Mom totally understood that she could not always be the person her children talked with about their troubles. She herself had once been a very private teenager who did not want her parents knowing the details of her life. Mom had turned to her best friend’s much-older sister when she needed a sounding board.
I saw Lisa for a month of weekly appointments. She talked a lot about the struggles in her relationships with her friends and about her feelings for the boy. I did a lot of listening, asking clarifying questions, and reflecting back. In our final session, Lisa really had nothing to discuss. Not coincidentally, she had resumed cello lessons that same week.
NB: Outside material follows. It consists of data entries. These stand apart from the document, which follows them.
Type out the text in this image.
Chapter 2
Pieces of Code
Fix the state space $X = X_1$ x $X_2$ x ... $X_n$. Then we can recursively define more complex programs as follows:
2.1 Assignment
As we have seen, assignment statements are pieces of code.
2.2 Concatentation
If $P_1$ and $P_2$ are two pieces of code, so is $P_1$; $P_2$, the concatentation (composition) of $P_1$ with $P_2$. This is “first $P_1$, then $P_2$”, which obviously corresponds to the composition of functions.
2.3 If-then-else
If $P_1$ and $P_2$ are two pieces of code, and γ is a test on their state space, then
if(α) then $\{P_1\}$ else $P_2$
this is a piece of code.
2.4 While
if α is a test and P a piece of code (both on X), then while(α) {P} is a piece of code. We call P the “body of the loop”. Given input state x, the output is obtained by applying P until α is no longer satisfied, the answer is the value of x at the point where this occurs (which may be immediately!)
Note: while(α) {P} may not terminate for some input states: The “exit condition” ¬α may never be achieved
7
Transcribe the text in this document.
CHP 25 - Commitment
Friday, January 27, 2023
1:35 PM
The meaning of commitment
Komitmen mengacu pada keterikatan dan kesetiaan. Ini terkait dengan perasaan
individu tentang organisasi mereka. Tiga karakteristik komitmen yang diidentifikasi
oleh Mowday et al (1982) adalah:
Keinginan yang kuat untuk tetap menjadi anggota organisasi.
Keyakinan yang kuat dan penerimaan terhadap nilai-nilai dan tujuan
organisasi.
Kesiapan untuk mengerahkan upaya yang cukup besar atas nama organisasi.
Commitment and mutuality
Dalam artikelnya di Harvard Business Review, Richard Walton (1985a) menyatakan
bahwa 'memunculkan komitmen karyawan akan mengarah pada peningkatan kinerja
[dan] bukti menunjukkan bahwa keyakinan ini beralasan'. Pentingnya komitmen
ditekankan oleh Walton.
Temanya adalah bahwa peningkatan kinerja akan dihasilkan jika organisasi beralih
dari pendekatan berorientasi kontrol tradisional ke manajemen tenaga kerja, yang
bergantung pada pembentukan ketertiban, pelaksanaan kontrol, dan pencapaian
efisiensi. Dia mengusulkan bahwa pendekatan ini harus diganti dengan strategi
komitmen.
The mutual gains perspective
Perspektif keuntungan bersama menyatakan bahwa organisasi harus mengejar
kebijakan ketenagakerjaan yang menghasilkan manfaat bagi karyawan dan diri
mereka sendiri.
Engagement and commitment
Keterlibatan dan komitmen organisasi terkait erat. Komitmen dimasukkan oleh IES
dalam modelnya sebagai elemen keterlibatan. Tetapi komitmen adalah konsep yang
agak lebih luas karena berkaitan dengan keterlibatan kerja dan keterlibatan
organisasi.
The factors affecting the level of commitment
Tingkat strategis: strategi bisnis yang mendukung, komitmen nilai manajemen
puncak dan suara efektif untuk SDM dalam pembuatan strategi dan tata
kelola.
It is not always easy to accept that your own child – the one you have loved since before he or she was even born, the one you would give your life for, the one whose pain you feel as if it were your own – cannot or will not share the goings-on of his or her life with you. Just know that what is important is that there is an adult – a not-Mom, not-Dad adult – on whom your teen can count for a listening ear and good counsel. Respect the sanctity of that relationship. Trust that down the road, you will very likely be the one your young adult child calls in times of need. It will be you who receives the midnight phone call after a college romance goes sour. It will be you your young adult child will text with the great news of a promotion. And, it will be you awoken at 3am by a panicked call because your grandchild’s cough sounds like a seal’s bark.
For now, it may be Mrs. Higginbotham or the cello teacher; in the long run, it will be you.